La procédure d'alerte (B) doit être
déclenchée dès lors qu'à l'occasion de l'exercice
de sa mission permanente de contrôle, le commissaire découvre des
signes inquiétants considérés comme les critères de
déclenchement de l'alerte (A).
A- Les critères de déclenchement de
l'alerte
Le législateur OHADA n'a pas retenu un ensemble de
critères précis susceptibles de mettre en mouvement la
procédure d'alerte puisqu'il évoque de manière assez
générale «tout fait de nature à compromettre la
continuité de l'exploitation2 ». Les
critères de déclenchement sont donc laissés à
l'appréciation du commissaire aux comptes3, des juges et de
la pratique.
1SOINNE B., La procédure d'alerte
instituée par la loi du 1er mars 1984 et la mission du
commissaire aux comptes, JCP, E, 1985, II, 14653.
2Cette formule s'inspire du droit français,
lui-même inspiré par la notion de «
going concern » du droit
anglo-saxon.
Le législateur n'a pas cru devoir détailler
davantage ce critère. Il s'en est tenu à une formule très
souple susceptible de se dilater à l'excès.

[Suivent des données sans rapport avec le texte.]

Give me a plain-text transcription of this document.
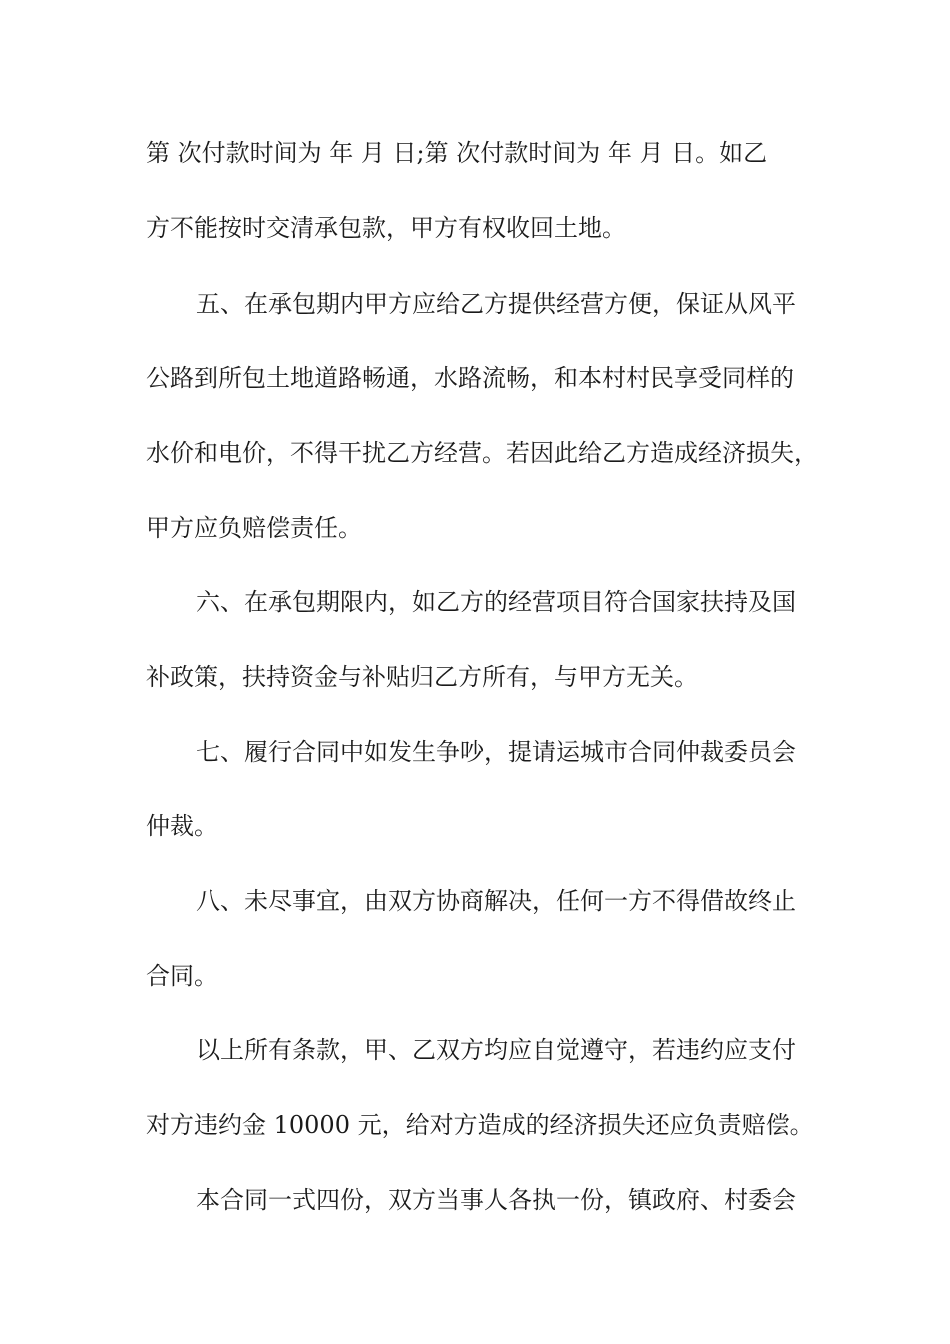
第 次付款时间为 年 月 日;第 次付款时间为 年 月 日。如乙
方不能按时交清承包款，甲方有权收回土地。
五、在承包期内甲方应给乙方提供经营方便，保证从风平
公路到所包土地道路畅通，水路流畅，和本村村民享受同样的
水价和电价，不得干扰乙方经营。若因此给乙方造成经济损失，
甲方应负赔偿责任。
六、在承包期限内，如乙方的经营项目符合国家扶持及国
补政策，扶持资金与补贴归乙方所有，与甲方无关。
七、履行合同中如发生争吵，提请运城市合同仲裁委员会
仲裁。
八、未尽事宜，由双方协商解决，任何一方不得借故终止
合同。
以上所有条款，甲、乙双方均应自觉遵守，若违约应支付
对方违约金 10000 元，给对方造成的经济损失还应负责赔偿。
本合同一式四份，双方当事人各执一份，镇政府、村委会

Le fait considéré ne doit pas obligatoirement
compromettre la continuité de l'exploitation mais être simplement
de nature à le faire. Mais, il faut que le fait soit tout de même
suffisamment grave pour affecter la continuité de l'exploitation et que
le risque soit en mesure de se réaliser dans un avenir
prévisible.
Il n'est cependant pas nécessaire qu'il y ait plusieurs
faits comme en France. Un seul fait suffit, à condition d'être en
mesure de compromettre l'exploitation.
3 L'absence de précision du critère
impose au commissaire aux comptes de se référer à sa
conscience, à son expérience ou tout simplement à son
intuition. Ce qui pourrait l'impliquer accidentellement dans la gestion de la
société.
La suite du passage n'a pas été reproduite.